When we tire of conch and our view at Fernandez Bay, there’s always pizza and a caprese salad, with a view of Port Royal, from Shanna’s Cove.

Cat Island’s iconic attraction is the Hermitage, a site I never tire of visiting.  Perched atop Mt. Alvernia and offering views of both the Atlantic Ocean and Exuma Sound, it’s one of those places that inspires me to be mindful and count my blessings.


Not least of which is my ability to visit the magical Out Islands of the Bahamas and share them with my friends.



3 thoughts on “No Broken Glass, No Big Dents

  1. Ann Crumpton

    Thanks Eva for sharing your trip report and the beautiful photos! I have a long way to go until November but can’t wait for our first trip to Cat Island.


    Hey Eva,   Did you happen to go to or by Sammy t’s on this trip?  I know that he died a while back and I wonder if the place is still run well?  I am having second thoughts about whether or not we might like it better there than at Pigeon Cay.  Any thoughts on the area or beaches at either?   Thanks for feedback!! Ann

    1. evarickhill Post author

      Ann, I haven’t heard much about Sammy T’s, other than calling ahead for meals — even lunch — which suggests it’s very sleepy.

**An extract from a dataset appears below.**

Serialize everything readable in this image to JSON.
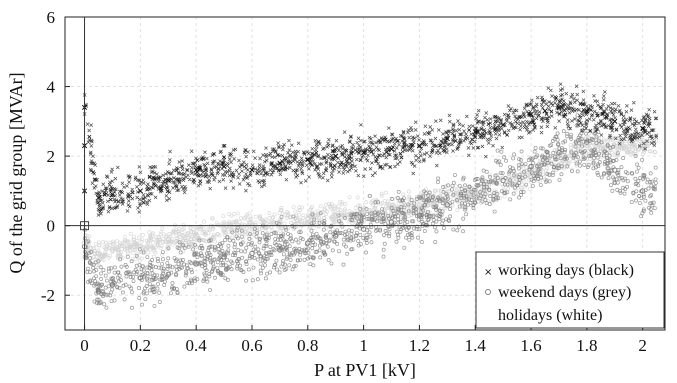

The beach there is beautiful. I haven’t seen the beach at Pigeon Cay, but it looks amazing from Google Earth. I doubt you’ll go wrong with either, but be sure the check out the latest on Trip Advisor to see what kind of vibe you get. (We did visit Shanna’s Cove, which is lovely, and the beach is amazing. But it’s a long slog to get there. Tailwinds resort is right next to Shanna’s, but I don’t know what it looks like.)